Transfusion of donor-derived red blood cells (RBCs) is the most common form of cell therapy. Production of transfusion-ready cultured RBCs (cRBCs) is a promising replacement for the current, fully donor-dependent therapy. A single transfusion unit, however, contains 2 × 10¹² RBC, which requires large scale production.

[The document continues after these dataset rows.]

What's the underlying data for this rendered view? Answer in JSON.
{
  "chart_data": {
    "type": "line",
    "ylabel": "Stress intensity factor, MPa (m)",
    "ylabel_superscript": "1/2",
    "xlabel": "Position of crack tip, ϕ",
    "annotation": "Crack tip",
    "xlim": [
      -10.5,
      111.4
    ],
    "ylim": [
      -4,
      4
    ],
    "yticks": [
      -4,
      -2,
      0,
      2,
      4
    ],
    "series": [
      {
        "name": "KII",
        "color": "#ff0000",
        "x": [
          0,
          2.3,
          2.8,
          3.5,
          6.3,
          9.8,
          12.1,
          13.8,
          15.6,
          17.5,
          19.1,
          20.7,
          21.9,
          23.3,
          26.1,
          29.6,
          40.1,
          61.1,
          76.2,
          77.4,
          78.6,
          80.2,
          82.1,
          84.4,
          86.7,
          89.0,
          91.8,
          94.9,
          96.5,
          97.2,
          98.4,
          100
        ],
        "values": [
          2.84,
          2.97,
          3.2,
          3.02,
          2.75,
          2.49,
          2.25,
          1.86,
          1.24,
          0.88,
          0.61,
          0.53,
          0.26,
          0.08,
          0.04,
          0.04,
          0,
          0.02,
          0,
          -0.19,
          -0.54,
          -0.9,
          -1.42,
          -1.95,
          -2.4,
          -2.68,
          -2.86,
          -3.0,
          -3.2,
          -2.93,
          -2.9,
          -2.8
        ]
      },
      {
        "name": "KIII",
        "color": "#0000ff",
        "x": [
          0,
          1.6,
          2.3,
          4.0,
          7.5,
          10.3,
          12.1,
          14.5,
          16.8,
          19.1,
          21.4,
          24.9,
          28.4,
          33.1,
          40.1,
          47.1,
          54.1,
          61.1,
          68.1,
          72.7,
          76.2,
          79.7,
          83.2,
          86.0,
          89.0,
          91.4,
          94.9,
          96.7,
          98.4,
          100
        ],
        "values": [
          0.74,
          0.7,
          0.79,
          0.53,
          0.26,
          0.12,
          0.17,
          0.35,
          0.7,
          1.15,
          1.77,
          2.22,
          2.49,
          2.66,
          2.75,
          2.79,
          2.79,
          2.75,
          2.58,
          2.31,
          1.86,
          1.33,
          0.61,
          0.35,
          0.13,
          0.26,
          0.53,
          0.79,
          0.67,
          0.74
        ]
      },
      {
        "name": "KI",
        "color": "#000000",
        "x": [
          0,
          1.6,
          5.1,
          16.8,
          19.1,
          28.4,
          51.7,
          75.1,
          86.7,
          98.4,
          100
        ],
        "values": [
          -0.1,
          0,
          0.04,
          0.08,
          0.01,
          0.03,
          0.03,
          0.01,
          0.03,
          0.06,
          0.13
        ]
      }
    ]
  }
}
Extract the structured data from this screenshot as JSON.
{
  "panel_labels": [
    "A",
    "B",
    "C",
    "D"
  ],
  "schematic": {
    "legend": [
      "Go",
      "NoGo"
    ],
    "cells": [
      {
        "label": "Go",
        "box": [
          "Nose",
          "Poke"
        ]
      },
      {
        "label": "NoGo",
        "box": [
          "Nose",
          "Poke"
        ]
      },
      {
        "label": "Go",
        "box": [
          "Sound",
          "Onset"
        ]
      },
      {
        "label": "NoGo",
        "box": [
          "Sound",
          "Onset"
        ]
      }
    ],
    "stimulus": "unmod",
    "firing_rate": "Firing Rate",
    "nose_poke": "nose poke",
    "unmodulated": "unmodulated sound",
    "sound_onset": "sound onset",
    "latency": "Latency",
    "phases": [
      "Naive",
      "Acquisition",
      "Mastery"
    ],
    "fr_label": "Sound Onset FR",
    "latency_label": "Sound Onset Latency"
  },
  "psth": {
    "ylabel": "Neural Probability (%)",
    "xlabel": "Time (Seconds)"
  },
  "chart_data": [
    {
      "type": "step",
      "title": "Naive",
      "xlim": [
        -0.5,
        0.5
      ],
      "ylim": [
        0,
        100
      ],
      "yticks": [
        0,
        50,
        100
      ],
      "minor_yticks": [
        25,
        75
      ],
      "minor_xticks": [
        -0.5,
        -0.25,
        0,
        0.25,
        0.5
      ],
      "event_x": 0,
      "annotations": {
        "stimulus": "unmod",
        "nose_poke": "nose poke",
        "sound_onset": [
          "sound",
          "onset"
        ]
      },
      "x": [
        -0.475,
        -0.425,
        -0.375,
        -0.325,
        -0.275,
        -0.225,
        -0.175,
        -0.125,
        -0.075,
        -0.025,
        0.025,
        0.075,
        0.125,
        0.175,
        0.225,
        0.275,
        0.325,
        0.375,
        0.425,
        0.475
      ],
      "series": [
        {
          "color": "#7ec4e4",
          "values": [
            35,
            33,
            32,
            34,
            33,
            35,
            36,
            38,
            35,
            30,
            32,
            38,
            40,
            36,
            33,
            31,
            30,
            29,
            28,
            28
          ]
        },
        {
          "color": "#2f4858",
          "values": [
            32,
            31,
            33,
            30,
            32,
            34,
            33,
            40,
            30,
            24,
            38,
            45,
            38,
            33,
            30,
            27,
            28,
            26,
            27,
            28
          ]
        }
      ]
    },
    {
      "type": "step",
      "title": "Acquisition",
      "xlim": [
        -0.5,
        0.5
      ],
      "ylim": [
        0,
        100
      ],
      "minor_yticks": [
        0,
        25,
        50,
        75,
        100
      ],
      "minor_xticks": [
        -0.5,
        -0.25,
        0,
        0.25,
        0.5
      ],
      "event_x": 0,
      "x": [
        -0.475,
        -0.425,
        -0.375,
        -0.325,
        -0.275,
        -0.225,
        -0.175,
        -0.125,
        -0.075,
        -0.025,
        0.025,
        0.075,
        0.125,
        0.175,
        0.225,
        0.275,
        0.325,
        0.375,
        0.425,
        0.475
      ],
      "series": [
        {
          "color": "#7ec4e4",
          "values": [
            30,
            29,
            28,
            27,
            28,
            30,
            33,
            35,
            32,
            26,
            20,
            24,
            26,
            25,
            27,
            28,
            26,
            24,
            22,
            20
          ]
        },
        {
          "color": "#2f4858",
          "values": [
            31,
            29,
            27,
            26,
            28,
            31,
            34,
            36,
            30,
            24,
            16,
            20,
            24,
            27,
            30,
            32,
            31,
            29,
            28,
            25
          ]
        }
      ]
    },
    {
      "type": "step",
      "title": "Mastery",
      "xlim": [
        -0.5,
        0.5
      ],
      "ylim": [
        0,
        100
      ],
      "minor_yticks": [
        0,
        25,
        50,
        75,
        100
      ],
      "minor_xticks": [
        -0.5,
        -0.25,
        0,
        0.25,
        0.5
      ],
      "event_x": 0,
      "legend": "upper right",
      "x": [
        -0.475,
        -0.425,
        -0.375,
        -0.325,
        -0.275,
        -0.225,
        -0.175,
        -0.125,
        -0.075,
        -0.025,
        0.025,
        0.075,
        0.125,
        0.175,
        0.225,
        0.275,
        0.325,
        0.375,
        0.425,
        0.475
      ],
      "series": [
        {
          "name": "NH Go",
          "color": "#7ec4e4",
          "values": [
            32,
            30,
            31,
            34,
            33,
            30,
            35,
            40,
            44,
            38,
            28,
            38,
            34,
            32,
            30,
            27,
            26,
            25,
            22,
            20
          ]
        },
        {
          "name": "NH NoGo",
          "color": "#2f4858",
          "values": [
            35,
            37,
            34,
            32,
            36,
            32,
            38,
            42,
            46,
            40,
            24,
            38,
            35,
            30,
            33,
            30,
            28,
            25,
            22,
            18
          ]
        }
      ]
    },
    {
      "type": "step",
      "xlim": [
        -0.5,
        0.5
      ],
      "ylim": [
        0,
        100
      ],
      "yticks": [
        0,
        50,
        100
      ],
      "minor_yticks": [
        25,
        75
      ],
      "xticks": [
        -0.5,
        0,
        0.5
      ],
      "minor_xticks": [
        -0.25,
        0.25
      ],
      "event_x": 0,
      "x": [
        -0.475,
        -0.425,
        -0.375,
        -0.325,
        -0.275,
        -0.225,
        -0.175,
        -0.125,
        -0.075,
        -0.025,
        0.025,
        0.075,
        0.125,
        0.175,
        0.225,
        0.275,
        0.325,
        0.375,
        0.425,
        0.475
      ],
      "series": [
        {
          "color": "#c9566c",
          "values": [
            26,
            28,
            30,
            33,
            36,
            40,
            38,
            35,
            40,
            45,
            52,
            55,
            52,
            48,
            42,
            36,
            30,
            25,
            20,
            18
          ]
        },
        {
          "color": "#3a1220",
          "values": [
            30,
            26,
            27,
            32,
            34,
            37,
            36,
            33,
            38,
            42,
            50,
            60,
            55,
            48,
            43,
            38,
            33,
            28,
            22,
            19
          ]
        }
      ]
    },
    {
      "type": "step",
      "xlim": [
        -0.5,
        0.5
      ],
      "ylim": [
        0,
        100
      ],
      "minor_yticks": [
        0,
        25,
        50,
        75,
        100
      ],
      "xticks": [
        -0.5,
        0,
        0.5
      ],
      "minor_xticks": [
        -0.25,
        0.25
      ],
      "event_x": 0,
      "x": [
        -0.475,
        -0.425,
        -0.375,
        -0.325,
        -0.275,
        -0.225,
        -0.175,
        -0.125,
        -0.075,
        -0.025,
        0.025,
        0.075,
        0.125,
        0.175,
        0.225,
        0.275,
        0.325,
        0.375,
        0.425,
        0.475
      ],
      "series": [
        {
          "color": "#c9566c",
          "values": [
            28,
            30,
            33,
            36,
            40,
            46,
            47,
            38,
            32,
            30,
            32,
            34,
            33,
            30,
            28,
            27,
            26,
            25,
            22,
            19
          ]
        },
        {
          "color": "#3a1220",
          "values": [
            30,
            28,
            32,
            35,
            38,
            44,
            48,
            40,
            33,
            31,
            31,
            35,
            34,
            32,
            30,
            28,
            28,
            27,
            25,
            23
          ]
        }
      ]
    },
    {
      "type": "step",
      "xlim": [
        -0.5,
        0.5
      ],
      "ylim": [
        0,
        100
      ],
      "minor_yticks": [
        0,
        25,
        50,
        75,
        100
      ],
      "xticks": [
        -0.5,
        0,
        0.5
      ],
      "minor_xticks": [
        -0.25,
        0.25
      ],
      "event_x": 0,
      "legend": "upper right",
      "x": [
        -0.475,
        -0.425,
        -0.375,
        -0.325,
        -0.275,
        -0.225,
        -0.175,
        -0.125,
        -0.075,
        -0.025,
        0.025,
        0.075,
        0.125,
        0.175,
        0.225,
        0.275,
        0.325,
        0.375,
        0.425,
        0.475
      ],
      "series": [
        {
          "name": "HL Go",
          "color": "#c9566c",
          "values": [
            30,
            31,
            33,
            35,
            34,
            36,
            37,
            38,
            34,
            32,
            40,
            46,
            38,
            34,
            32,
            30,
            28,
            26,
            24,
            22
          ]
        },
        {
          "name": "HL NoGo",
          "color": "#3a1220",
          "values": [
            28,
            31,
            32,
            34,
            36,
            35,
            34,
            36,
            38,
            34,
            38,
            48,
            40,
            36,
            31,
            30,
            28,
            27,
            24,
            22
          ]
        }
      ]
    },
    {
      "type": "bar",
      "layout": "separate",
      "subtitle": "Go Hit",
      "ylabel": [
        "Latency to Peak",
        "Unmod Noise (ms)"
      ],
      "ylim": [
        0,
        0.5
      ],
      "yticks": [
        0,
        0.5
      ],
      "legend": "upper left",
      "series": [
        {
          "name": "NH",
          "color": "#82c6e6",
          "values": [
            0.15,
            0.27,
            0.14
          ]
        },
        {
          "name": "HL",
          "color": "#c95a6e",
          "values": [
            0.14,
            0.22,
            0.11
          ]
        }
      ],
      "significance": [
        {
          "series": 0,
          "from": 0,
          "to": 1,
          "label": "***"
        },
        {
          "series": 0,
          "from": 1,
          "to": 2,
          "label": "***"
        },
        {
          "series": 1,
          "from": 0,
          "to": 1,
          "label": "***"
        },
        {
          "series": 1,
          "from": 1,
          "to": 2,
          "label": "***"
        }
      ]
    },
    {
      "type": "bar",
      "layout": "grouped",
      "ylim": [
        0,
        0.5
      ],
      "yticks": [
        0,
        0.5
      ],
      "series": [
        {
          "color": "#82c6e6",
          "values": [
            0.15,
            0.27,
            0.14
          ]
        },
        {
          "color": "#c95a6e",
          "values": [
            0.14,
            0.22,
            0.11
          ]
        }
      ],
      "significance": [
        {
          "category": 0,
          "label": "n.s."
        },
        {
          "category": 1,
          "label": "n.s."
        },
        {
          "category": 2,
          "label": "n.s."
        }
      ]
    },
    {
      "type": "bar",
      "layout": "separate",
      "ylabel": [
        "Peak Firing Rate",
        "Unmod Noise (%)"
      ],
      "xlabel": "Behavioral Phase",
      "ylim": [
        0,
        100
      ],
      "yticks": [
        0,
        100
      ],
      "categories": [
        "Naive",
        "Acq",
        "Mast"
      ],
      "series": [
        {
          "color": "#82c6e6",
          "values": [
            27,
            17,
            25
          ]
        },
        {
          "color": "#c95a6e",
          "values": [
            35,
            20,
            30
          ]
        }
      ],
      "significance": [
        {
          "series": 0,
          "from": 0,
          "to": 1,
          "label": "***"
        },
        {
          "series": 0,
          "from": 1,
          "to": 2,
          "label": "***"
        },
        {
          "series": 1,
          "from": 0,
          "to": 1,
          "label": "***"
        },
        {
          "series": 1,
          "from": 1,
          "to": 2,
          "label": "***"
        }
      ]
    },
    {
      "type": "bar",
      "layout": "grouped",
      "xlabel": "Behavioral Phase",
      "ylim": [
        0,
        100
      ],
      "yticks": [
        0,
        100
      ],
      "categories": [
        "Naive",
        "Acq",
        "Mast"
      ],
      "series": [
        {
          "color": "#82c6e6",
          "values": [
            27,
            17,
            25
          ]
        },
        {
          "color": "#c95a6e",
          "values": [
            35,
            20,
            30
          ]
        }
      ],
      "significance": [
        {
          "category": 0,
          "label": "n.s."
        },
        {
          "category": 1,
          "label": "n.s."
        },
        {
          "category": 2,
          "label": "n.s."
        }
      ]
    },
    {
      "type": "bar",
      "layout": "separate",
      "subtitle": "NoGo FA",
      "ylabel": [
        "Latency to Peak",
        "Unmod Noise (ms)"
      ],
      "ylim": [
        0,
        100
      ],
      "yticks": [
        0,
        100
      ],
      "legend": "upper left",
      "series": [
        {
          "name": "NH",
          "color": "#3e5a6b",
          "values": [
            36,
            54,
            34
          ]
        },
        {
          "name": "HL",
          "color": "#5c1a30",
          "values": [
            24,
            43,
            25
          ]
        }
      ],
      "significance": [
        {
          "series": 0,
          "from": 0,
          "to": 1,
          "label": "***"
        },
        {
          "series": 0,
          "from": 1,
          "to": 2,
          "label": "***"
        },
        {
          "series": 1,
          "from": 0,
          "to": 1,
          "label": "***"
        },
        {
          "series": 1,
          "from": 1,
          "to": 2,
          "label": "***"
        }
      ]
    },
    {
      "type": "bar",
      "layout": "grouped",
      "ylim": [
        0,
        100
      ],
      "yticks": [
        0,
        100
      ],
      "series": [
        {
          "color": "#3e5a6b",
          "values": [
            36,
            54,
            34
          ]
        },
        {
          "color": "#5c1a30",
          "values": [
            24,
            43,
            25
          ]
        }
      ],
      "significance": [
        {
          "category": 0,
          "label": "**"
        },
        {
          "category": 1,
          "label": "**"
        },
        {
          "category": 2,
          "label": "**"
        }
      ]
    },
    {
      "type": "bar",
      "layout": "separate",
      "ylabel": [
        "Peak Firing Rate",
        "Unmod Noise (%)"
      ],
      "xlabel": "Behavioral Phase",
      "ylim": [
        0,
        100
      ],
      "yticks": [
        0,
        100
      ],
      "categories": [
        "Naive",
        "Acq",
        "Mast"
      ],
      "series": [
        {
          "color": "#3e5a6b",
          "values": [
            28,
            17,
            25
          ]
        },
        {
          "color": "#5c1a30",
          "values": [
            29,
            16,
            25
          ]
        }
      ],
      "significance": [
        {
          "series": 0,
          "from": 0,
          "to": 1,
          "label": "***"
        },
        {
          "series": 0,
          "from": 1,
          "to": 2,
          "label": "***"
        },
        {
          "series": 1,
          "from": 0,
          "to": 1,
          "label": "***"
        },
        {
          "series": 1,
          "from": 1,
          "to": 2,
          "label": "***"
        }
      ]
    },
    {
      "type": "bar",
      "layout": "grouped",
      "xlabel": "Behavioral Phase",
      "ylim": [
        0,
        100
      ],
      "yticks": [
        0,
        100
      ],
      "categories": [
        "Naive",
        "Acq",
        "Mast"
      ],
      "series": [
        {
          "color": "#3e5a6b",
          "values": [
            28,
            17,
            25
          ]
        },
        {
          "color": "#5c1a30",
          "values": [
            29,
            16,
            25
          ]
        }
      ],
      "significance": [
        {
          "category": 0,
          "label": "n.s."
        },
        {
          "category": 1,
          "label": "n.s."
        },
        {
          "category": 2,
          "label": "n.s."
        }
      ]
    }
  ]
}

Here, we report on the scale-up of cRBC production from static cultures of erythroblasts to 3 L stirred tank bioreactors, and identify the effect of operating conditions on the efficiency of the process. Oxygen requirement of proliferating erythroblasts (0.55–2.01 pg/cell/h) required sparging of air to maintain the dissolved oxygen concentration at the tested setpoint (2.88 mg O₂/L). Erythroblasts could be cultured at dissolved oxygen concentrations as low as 0.7 O₂ mg/ml without negative impact on proliferation, viability or differentiation dynamics. Stirring speeds of up to 600 rpm supported erythroblast proliferation, while 1800 rpm led to a transient halt in growth and accelerated differentiation followed by a recovery after 5 days of culture. Erythroblasts differentiated in bioreactors, with final enucleation levels and hemoglobin content similar to parallel cultures under static conditions.

中文翻译：

---

体外培养的成红细胞在可扩展搅拌生物反应器中的扩增和分化

输注供体来源的红细胞 (RBC) 是最常见的细胞疗法形式。准备输血的培养红细胞 (cRBC) 的生产是目前完全依赖供体的治疗的有前途的替代品。然而，单个输血单位包含 2 × 10 ^{12 个}红细胞，这需要大规模生产。在这里，我们报告了从成红细胞静态培养到 3 L 搅拌罐生物反应器的 cRBC 生产的放大，并确定了操作条件对过程效率的影响。增殖成红细胞的氧气需求 (0.55–2.01 pg/cell/h) 需要喷射空气以将溶解氧浓度维持在测试设定点 (2.88 mg O ₂ /L)。成红细胞可以在低至 0.7 O 的溶解氧浓度下培养₂ mg/ml 对增殖、活力或分化动力学没有负面影响。高达 600 rpm 的搅拌速度支持成红细胞增殖，而 1800 rpm 导致生长暂时停止并加速分化，随后在培养 5 天后恢复。成红细胞在生物反应器中分化，最终去核水平和血红蛋白含量与静态条件下的平行培养相似。